Cuando conocí al primero, todavía no era consciente de que lo más obsesivo estaba aún por venir. Entró en mí de manera inconsciente. Le quise. Y omití todo tipo de jugarreta sucia. Los dos nos impregnábamos de eso que llaman ignorancia consentida y pasábamos de nosotros buscando emociones mayores. Realmente el éxito estaba justo delante, es esa cama, pero... ¿quién se iba a dar cuenta cuando lo único que realmente importaba era el baño en saliva ajena? Aún así, nuestra autodestrucción llegó cuando nos dimos cuenta de que no podíamos vivir sin el otro, y sin los otros.
Entonces apareció un torbellino que movió cielo, mar y tierra. Hizo temblar mi cuerpo, mi casa y me enseñó a pasear borracho en línea recta camino de más y más bares abiertos. Su ventaja era que, símplemente, no le esperaba. Apareció sin más. Y sin más me hizo olvidar al primero. Tras noches de sumisión y dominación en las que no faltaba algo de violencia, me enganchó. Otra droga más. Otro misterio sin resolver, cuando las marcas escondidas de su piel revelaban un mensaje secreto que sigue sin querer desvelarme. Me enamoré rápidamente de su pelo rubio, su descaro y poca vergüenza. Y de sus manos firmes al corgerme en el aire, aunque su pequeño cuerpo pareciese estar a punto de quebrar. Al final, quién acabó rota, no fue su espalda.

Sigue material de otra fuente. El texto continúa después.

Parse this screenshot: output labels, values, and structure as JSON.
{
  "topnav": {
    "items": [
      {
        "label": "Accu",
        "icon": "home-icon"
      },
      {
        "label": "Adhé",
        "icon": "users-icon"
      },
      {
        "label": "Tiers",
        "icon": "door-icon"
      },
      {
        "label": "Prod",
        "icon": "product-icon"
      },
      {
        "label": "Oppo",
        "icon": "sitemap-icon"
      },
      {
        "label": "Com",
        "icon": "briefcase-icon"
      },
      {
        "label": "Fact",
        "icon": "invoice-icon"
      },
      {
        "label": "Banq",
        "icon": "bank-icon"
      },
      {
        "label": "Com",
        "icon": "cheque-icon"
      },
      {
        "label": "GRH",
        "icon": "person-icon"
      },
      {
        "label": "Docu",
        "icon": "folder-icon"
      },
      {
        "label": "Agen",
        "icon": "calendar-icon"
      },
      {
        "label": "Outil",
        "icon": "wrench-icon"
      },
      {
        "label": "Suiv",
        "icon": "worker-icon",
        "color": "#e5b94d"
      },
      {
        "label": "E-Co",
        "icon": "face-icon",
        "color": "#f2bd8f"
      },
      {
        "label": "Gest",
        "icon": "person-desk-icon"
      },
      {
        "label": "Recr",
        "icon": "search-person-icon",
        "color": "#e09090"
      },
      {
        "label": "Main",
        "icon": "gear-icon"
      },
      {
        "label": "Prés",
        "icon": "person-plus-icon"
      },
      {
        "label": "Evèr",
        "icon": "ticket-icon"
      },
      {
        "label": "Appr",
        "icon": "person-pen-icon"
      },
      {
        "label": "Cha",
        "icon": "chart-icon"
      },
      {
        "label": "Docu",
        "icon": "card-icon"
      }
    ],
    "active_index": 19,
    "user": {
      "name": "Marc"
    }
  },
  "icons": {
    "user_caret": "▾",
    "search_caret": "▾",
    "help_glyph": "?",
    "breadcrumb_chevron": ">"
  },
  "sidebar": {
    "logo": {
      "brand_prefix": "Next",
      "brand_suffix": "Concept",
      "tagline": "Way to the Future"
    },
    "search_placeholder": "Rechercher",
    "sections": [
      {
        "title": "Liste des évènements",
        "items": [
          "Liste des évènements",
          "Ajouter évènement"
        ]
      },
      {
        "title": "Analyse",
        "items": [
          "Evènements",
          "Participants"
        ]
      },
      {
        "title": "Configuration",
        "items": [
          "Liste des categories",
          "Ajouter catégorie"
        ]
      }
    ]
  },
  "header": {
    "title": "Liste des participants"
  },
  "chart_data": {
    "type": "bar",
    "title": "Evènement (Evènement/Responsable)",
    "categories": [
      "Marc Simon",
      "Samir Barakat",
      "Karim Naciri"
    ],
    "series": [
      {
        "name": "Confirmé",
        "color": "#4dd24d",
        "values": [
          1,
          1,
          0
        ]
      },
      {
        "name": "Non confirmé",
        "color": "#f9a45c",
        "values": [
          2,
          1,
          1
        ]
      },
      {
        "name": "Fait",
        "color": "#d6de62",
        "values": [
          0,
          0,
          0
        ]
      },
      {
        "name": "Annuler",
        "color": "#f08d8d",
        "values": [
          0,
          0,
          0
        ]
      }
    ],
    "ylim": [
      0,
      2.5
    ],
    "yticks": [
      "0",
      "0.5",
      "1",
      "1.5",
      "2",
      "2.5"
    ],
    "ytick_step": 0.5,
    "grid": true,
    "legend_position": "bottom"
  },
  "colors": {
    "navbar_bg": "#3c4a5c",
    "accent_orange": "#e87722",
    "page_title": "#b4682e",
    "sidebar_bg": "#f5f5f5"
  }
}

ÉL llegó sigiloso. Casi mudo. Invocó al diablo y aparecí yo. Desnuda, un día cualquiera en su cama. Él estaba enfermo. Yo le curé sin esfuerzo. Y los dos crecimos tontamente en los pálpitos del otro. Si trato de ser sincera, yo caí por sus agachados, oscuros, escondidos y tímidos pero lascivos ojos, que se tendieron en el suelo nada más notar un contacto directo con los míos. En ese momento me di cuenta de que estaba sentenciada de por vida, de que el diablo había caído en la trampa de un malévolo superior. Se había acabado mi seguridad: él sabía que yo no era más que una nínfula disfrazada de Mardou. Él sabía dónde tocar, y tanto, para que doliese más pero se notase menos en el momento. El maestro de las drogas de placer y de gemidos sin final. El que siempre, siempre será Humbert.
Su gran talento es la mentira. Pero nunca de palabra. Juega con una mirada realmente consciente pero infinitamente irreal. Dice que cuenta que comenta que habla. Pero en realidad, él, hechiza. Primero te hace entrar en un juego en el que todas valemos. Luego se decanta por algún rasgo. Oh. Yo caí por una gran estupidez: mi juventud y mi precoz descaro.
A partir de ahí, todo sigue su rumbo. Él te domina. Tú articulas alguna que otra palabra dejando siempre espacio para más, y más, y más de su sexo. Y joder, siempre le dejo espacio. Por qué no, si me encanta ser hechizada. Si no puedo vivir sin sus órdenes y sus labios gesticulando una y otra sentencia que hace que yo sea alguien diferente. Alguien...mucho más yo, cuando la oscuridad protagoniza mi mente.
Es un dolor tan deseado como el que me deja casi inconsciente cuando me muerdo los labios y, aún sintiendo la sangre bajando por la barbilla, mis dientes siguen apuñalando las carnosas aberturas del placer.
Y es que el truco de todo esto, es que Él es mi oscuridad. Cuando te topas de frente con ella, no valen artimañas. Sólo puedes rendirte y abrir la boca... a cuanto desee. Di de bruces contra mi propia sombra, mis peores temores y mis impensables deseos. Todo a la vez. Porque eso es lo que él es. Y me tiene toda para sí. Él siempre juega con ventaja. Sabe que no podré ser Lo ni Lulú con otro. No. Nunca. No quiero. No puedo.
Humbert me arrebató a los demás al ser un misterio infinito. Y lo peor de todo es que me alegro por ello.